Let \(\alpha_i>\alpha_j\) and \(\varphi_{r_1,\alpha_i}/\varphi_{r_1,\alpha_j}=2\). Then \(\varphi_{r_2,\alpha_i}/\varphi_{r_2,\alpha_j}=1024\). Thus, the effect of differences in composition on the separation of components with the same chain length must increase sharply in the region of high molecular weights.

Using (10), it is easy to find the fractions of component \([r,\alpha]\) remaining after phase separation in the solution, \(f_{r,\alpha}\), and precipitating as sediment, \(f'_{r,\alpha} = 1 - f_{r,\alpha}\):

\[ f_{r,\alpha}=\frac{1}{1+R e^{r(\sigma+K\alpha)}} ; \tag{11} \]

\[ f'_{r,\alpha}=\frac{1}{1+(1/R)e^{-r(\sigma+K\alpha)}} , \tag{12} \]

where \(R = V'/V\) (\(V'\) and \(V\) are the volumes, respectively, of the concentrated and dilute phases at equilibrium).
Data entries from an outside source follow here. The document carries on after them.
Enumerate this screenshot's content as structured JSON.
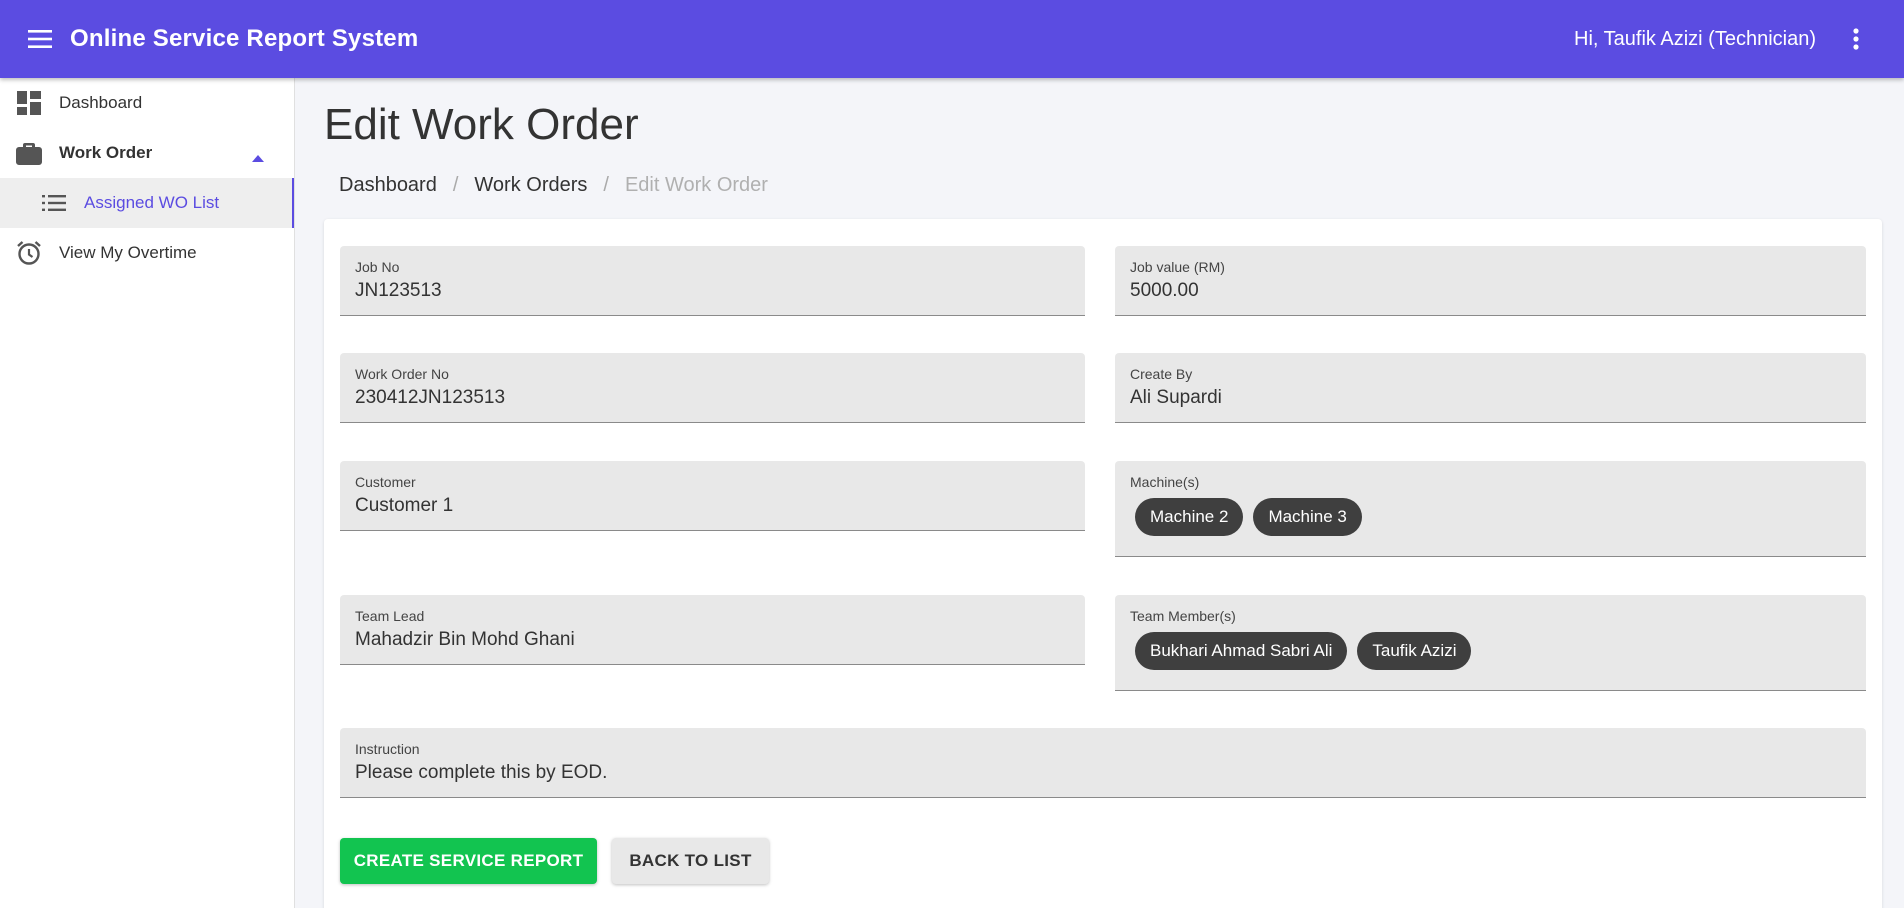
{
  "header": {
    "title": "Online Service Report System",
    "greeting": "Hi, Taufik Azizi (Technician)",
    "accent_color": "#5b4ce1"
  },
  "sidebar": {
    "items": [
      {
        "label": "Dashboard",
        "icon": "dashboard-icon"
      },
      {
        "label": "Work Order",
        "icon": "briefcase-icon",
        "expanded": true
      },
      {
        "label": "Assigned WO List",
        "icon": "list-icon",
        "active": true
      },
      {
        "label": "View My Overtime",
        "icon": "alarm-clock-icon"
      }
    ]
  },
  "page": {
    "title": "Edit Work Order",
    "breadcrumb": [
      "Dashboard",
      "Work Orders",
      "Edit Work Order"
    ]
  },
  "form": {
    "job_no": {
      "label": "Job No",
      "value": "JN123513"
    },
    "job_value": {
      "label": "Job value (RM)",
      "value": "5000.00"
    },
    "work_order_no": {
      "label": "Work Order No",
      "value": "230412JN123513"
    },
    "create_by": {
      "label": "Create By",
      "value": "Ali Supardi"
    },
    "customer": {
      "label": "Customer",
      "value": "Customer 1"
    },
    "machines": {
      "label": "Machine(s)",
      "chips": [
        "Machine 2",
        "Machine 3"
      ]
    },
    "team_lead": {
      "label": "Team Lead",
      "value": "Mahadzir Bin Mohd Ghani"
    },
    "team_members": {
      "label": "Team Member(s)",
      "chips": [
        "Bukhari Ahmad Sabri Ali",
        "Taufik Azizi"
      ]
    },
    "instruction": {
      "label": "Instruction",
      "value": "Please complete this by EOD."
    }
  },
  "actions": {
    "create_label": "CREATE SERVICE REPORT",
    "back_label": "BACK TO LIST",
    "create_color": "#12c450"
  }
}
With the aid of (11) and (12), calculations can be carried out for the fractionation of polydisperse copolymers heterogeneous in composition.

Institute of Petrochemical Synthesis
Academy of Sciences of the USSR

Received
15 X 1962

REFERENCES CITED

\(^{1}\) P. J. Flory, J. Chem. Phys., 12, No. 11, 425 (1944).
\(^{2}\) P. J. Flory, Principles of Polymer Chemistry, Ch. XII, 1953.
\(^{3}\) M. Lautout, M. Magat, Z. phys. Chem. (Frankf.), 16, No. 3, 292 (1958).